Upper Floors of Bayon Temple in Angkor Off-Limits for Tourists

Angkor, Apsara Authorities, Siem Reap, Cambodia

giant faces prasat bayon temple angkor thom Cambodia. Photo :Pushish Donhongsa

Continuous flows of tourists to Angkor is taking its toll on some of the more fragile structures inside the Angkor Archeological Park. Apsara Authorities announced the closure of the third floor of the famed Bayon temple to the public to consolidate the structure. 
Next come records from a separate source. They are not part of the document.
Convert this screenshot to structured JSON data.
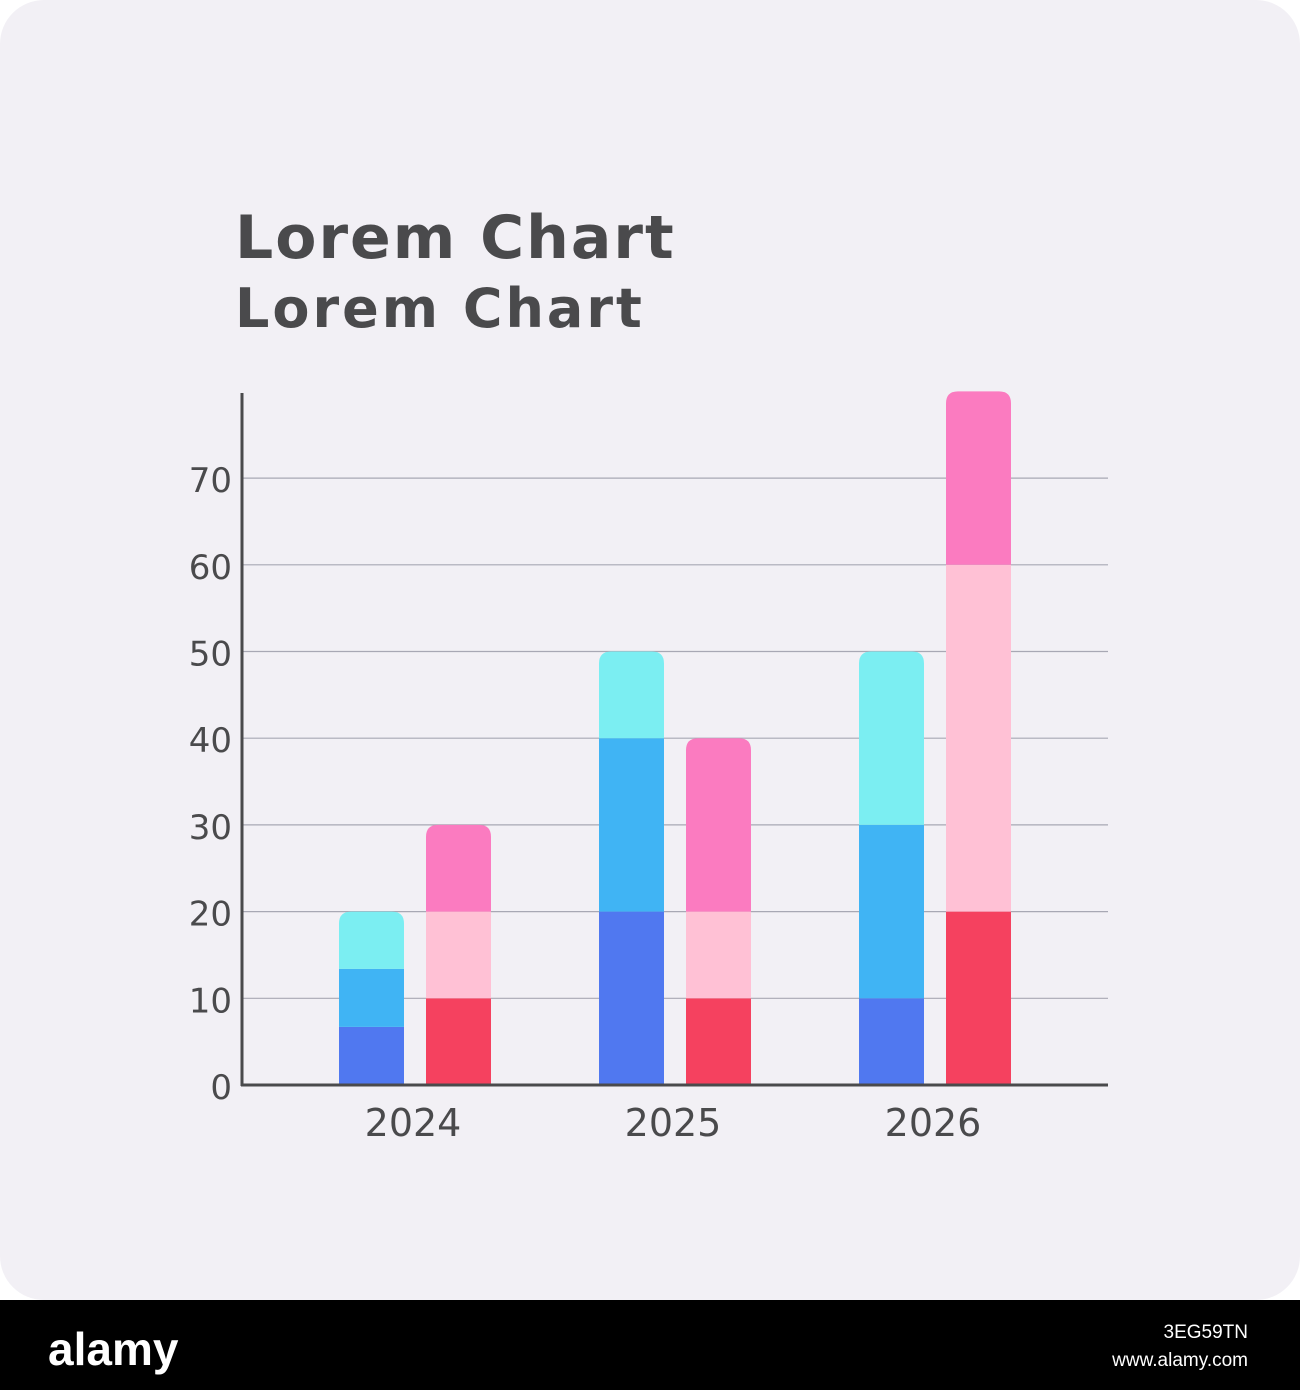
{
  "title": "Lorem Chart",
  "subtitle": "Lorem Chart",
  "footer": {
    "brand": "alamy",
    "image_id": "3EG59TN",
    "url": "www.alamy.com"
  },
  "chart_data": {
    "type": "bar",
    "stacked": true,
    "title": "Lorem Chart",
    "subtitle": "Lorem Chart",
    "xlabel": "",
    "ylabel": "",
    "categories": [
      "2024",
      "2025",
      "2026"
    ],
    "ylim": [
      0,
      80
    ],
    "yticks": [
      0,
      10,
      20,
      30,
      40,
      50,
      60,
      70
    ],
    "grid": true,
    "legend": "none",
    "stacks": [
      {
        "segments": [
          {
            "color": "#5078f0",
            "values": [
              6.7,
              20,
              10
            ]
          },
          {
            "color": "#40b4f4",
            "values": [
              6.7,
              20,
              20
            ]
          },
          {
            "color": "#7beef2",
            "values": [
              6.6,
              10,
              20
            ]
          }
        ]
      },
      {
        "segments": [
          {
            "color": "#f5415f",
            "values": [
              10,
              10,
              20
            ]
          },
          {
            "color": "#ffc1d5",
            "values": [
              10,
              10,
              40
            ]
          },
          {
            "color": "#fb7bc0",
            "values": [
              10,
              20,
              20
            ]
          }
        ]
      }
    ],
    "colors": {
      "axis": "#4a4a4c",
      "gridline": "#a8a8b4"
    }
  }
}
Since the 1st of January 2020, Apsara Authority has temporarily prohibited visits to the third floor of the central tower at Bayon temple which will undergo repairs. The decision was taken following the ICC-Angkor (International Coordination Committee for Angkor) meeting last December under the experts’ recommendations. Faced with a massive flow of visitors and the weariness of the stones, the APSARA Authority managing the Angkor site decided that the Bayon Temple will be off-limits to visitors until further notice.

Funding the restoration is provided by the Japanese Government Team for Safeguarding Angkor (JSA) which will also conduct studies concerning the stability of the 54 towers carved with 216  stone faces and the main sanctuary. It will also conduct research for the security of the visitors. Following the detailed study of the structure, authorities will decide if the site is being properly protected and safeguarded from the effects of mass-tourism. The upper level was off-limits in 2019. Visitors can still admire the bas-reliefs and sculptures at ground level and on the first and second terraces for the time being.

“The International Coordinating Committee for the Safeguarding and Development of the Historic Site of Angkor has recommended the closure of the third floor of the Bayon temple to allow experts to study the damages and identify at-risk areas which require repairs,” the announcement noted.

Long Kosal, a spokesman for Apsara Authority, yesterday said that the closure was temporary. “ We do not know how long the repairs will take,” he noted. “We will reopen the floor to visitors when they are completed.” The restoration work can take up to several years.

Last year, Apsara Authority banned vehicles from entering the Ta Prohm temple through its east gate which is also undergoing repairs. The measure is also considered as temporary until the restoration of the structure is completed.

To compensate the restrictions surrounding the visit of Bayon Temple, authorities are now allowing the access to Beng Mealea Temple. The latter is now included and incorporated into the Angkor Archaeological Pass and Angkor Pass can also be purchased at Beng Mealea Checkpoint as well.